Originaire d’un village de Casamance, Sembene Ousmane fait partie des tirailleurs sénégalais mobilisés par l’armée coloniale française pendant la Seconde Guerre Mondiale. Arrivé clandestinement à Marseille en 1946, il y travaille comme maçon, puis docker. C’est à cette époque que le jeune homme engagé-il milite à la CGT- découvre le cinéma et la littérature. Devenu écrivain, il relate son expérience d’immigré dans Le Docker noir, son premier roman, publié en 1956.

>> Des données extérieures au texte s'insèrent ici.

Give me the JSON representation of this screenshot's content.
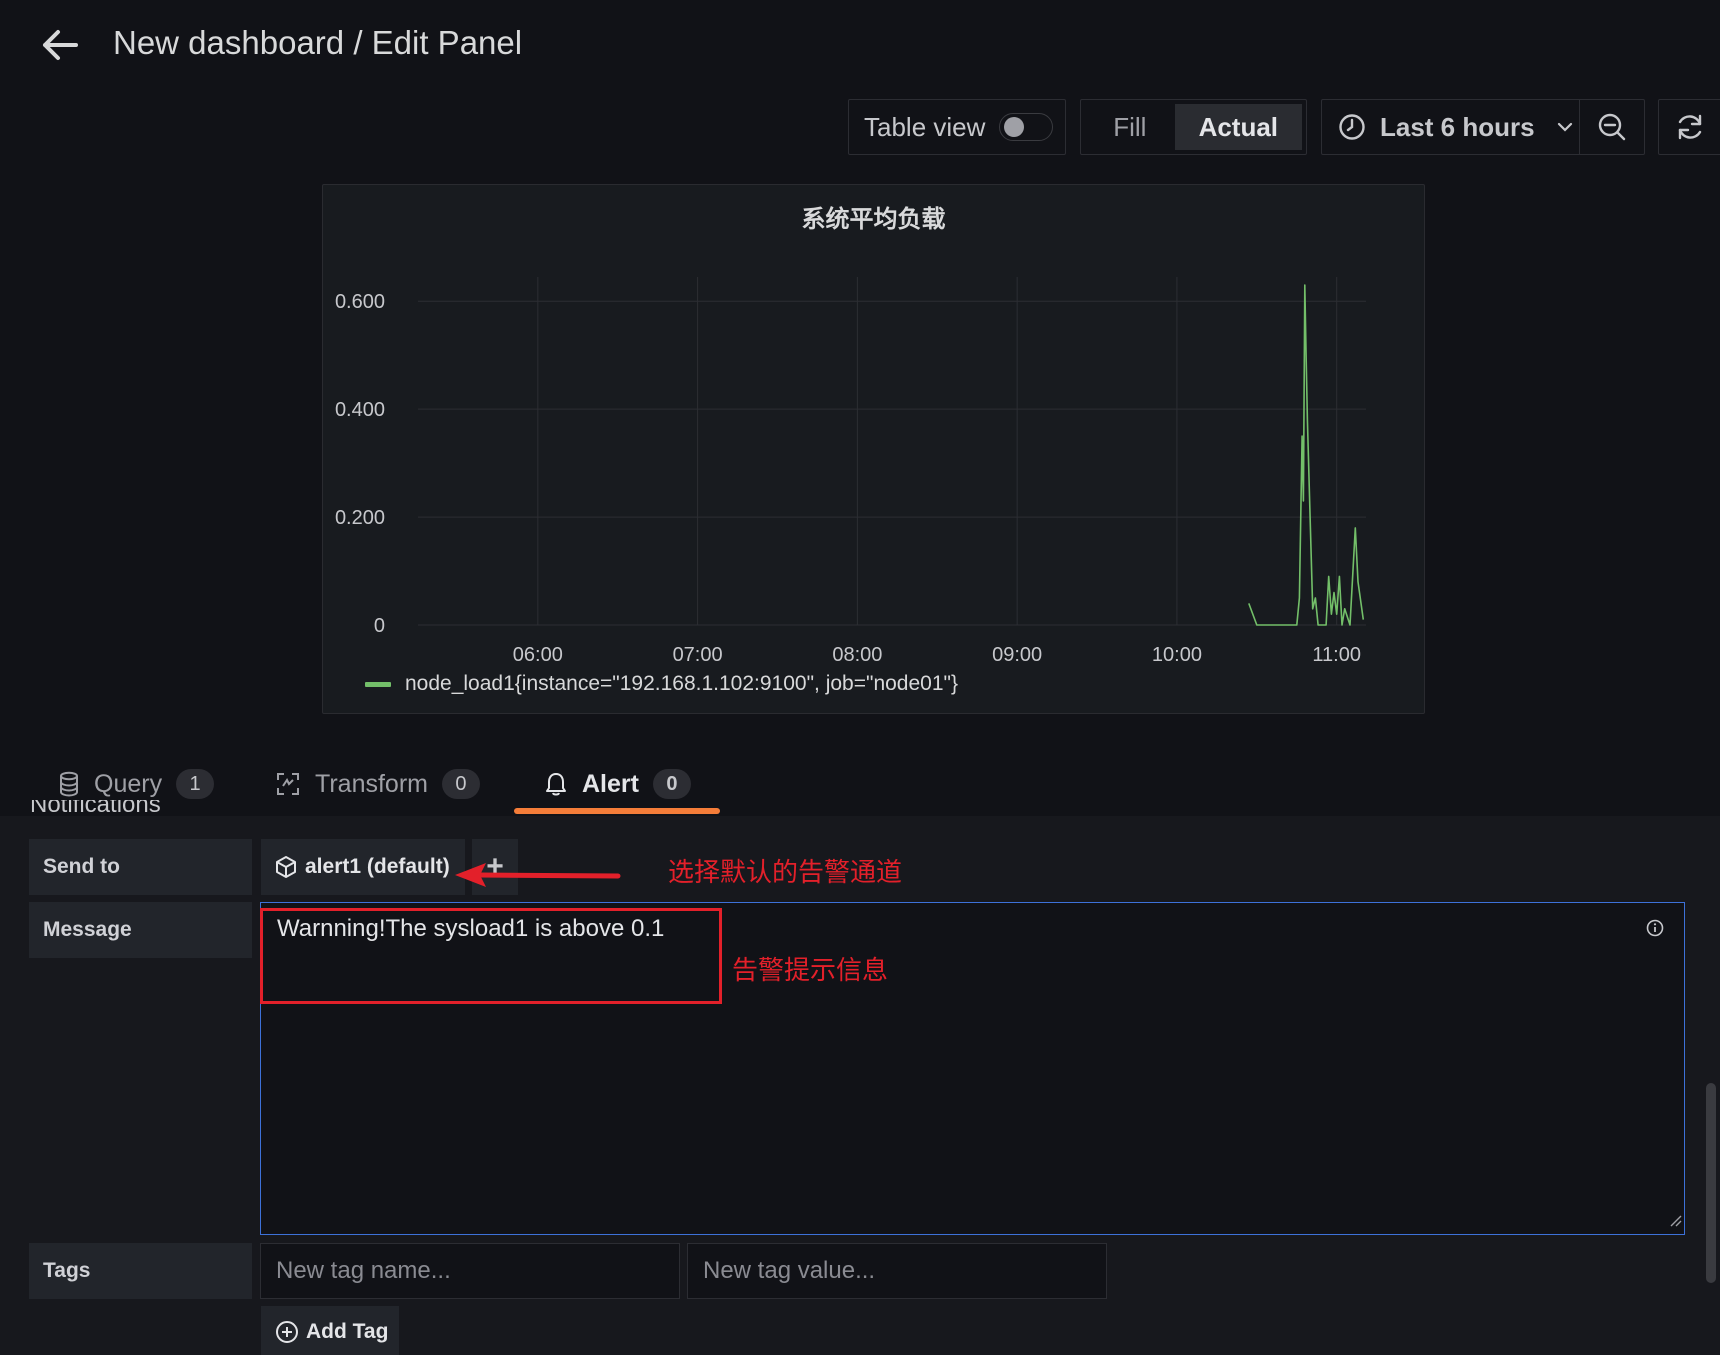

Désireux de se faire entendre par le plus grand nombre, Ousmane Sembene, bientôt quadragénaire, choisit de s’exprimer à travers le cinéma. Après avoir consulté André Bazin et Georges Sadoul, il part étudier le 7e art à Moscou. En 1963, il signe son premier court métrage, Borom Sarret, qui décrit le quotidien d’un charretier à Dakar. Il passe au long trois ans plus tard avec La Noire de…, l’histoire d’une domestique noire maltraitée par ses patrons blancs. Couronné par le Prix Jean-Vigo, ce film est le tout premier long métrage produit et réalisé en Afrique noire.

S’il dépeint avec humour et sans concessions les rapports sociaux dans l’Afrique contemporaine (Le Mandat, 1968), Sembène Ousmane s’attache aussi à évoquer les pages les plus sombres de l’histoire de son continent : les conflits religieux au XVIIe siècle (Ceddo, 1977), ou les affrontements avec l’armée coloniale durant la guerre : Dieu du tonnerre en 1971, puis Le Camp de Thiaroye, Grand Prix du Jury à Venise en 1988, une œuvre qui revient sur le massacre des tirailleurs sénégalais par des gradés français en 1945. Après Guelwaar (1991), Sembène, homme de combats, entame une trilogie baptisée « L’Héroïsme au quotidien », portant notamment sur la condition des femmes en Afrique : il fait le portrait d’une mère célibataire dans Faat Kiné, le premier volet (2001), tandis que Moolaadé -l’un des films les plus remarqués au Festival de Cannes 2004- est une dénonciation de l’excision.

Écrivain et cinéaste africain, Ousmane Sembène demeure une figure de proue dans le champ de la création aussi bien littéraire que cinématographique. Il aura amplement marqué son temps, en laissant à la postérité une œuvre impérissable.